I always thought I would like to be an engineer so after being discharged from the service in 1946 I enrolled at Iowa State in the spring. My courses were difficult and especially algebra. I had had no math since the 10th grade so with my time in the service that made five years. In the middle of the quarter I had a malaria attack and missed a week of classes. I never did catch up so did very poorly at Iowa State, bad luck. I transferred to Iowa State Teachers College (University of Northern Iowa) and did very well and the best part was I met Connie and we were married in 1948, good luck.
Connie and I graduated from Cedar Falls in 1949 and looked for teaching positions but the only one at all available was at Sabula, Iowa that did not fit our needs. Bad luck so went to Greeley, Colorado to continue my education, good luck.
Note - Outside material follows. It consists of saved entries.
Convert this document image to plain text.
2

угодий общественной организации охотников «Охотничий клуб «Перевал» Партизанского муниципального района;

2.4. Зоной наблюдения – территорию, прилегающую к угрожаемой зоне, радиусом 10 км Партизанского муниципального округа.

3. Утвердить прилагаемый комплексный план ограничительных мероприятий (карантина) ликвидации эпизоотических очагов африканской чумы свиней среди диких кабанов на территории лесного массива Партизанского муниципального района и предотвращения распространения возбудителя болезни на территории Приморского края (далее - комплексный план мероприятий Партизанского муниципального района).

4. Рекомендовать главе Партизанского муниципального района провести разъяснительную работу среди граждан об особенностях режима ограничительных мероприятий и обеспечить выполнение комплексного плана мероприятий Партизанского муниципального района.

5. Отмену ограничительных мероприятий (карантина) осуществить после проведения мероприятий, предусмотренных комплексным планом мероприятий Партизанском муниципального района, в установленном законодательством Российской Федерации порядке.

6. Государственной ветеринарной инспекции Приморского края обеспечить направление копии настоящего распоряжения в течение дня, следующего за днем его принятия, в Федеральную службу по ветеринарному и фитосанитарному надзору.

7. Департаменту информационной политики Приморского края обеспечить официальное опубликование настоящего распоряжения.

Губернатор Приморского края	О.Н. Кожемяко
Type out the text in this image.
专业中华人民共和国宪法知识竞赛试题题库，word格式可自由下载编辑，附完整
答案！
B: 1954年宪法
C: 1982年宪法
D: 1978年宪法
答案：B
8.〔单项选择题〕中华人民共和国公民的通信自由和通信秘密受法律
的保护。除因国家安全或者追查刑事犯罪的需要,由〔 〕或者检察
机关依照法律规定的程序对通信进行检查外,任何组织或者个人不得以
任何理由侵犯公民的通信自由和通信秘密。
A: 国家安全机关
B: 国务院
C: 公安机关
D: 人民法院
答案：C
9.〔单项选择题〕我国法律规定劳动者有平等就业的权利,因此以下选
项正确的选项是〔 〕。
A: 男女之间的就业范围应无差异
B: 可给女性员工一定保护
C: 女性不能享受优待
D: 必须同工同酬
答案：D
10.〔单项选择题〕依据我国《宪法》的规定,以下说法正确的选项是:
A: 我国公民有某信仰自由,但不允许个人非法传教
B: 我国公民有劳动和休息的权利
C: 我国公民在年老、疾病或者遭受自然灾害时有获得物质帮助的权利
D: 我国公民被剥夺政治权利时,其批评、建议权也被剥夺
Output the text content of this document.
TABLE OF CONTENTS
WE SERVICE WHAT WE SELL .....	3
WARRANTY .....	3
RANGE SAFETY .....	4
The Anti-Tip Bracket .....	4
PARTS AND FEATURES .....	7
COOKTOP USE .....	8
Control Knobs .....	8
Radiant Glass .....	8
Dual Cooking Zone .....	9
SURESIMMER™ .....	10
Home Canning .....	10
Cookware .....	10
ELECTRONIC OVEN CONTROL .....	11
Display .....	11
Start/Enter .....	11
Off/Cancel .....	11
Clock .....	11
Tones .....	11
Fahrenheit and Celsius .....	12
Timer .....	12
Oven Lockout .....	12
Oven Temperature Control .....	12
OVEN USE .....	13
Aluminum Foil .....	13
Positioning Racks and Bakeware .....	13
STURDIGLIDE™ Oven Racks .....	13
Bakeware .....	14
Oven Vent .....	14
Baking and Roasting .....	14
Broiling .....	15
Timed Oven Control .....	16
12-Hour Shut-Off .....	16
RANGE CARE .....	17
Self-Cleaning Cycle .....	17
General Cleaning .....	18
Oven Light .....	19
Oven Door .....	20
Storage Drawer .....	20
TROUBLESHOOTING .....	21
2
Connie had a position teaching 2nd grade in Greeley, good luck and I received my master’s degree in 1950, good luck.
We again sought teaching positions in Iowa but did not find any, bad luck. In July 1950 we received notice that both of us could teach in Greeley, Colorado, good luck. We taught there for three years. In 1953 my father died bad luck so we decided to come back to Iowa. In response to a Christmas card inquiring about teaching positions at Mason City, Iowa we learned one was open at Roosevelt Junior High School and I applied and got the job, good luck. I taught in Mason City for 25 years, good luck.
In the year 2005 I discovered I had an aneurysm on my aorta, bad luck. But thanks to the doctors at Mayo hospital, Scottsdale, Arizona they repaired it. The discovery was a miracle as it was only by chance that I had ultrasound several days before and the aneurysm was discovered, good luck.
I believe many times that we think something is really bad luck it turns out that was the way it was supposed to be. Look back over your life and you will discover that many times what you thought was bad luck in reality turned out to be the best thing that happened to you. But like the old saying goes if you didn’t have bad luck you wouldn’t have any luck at all.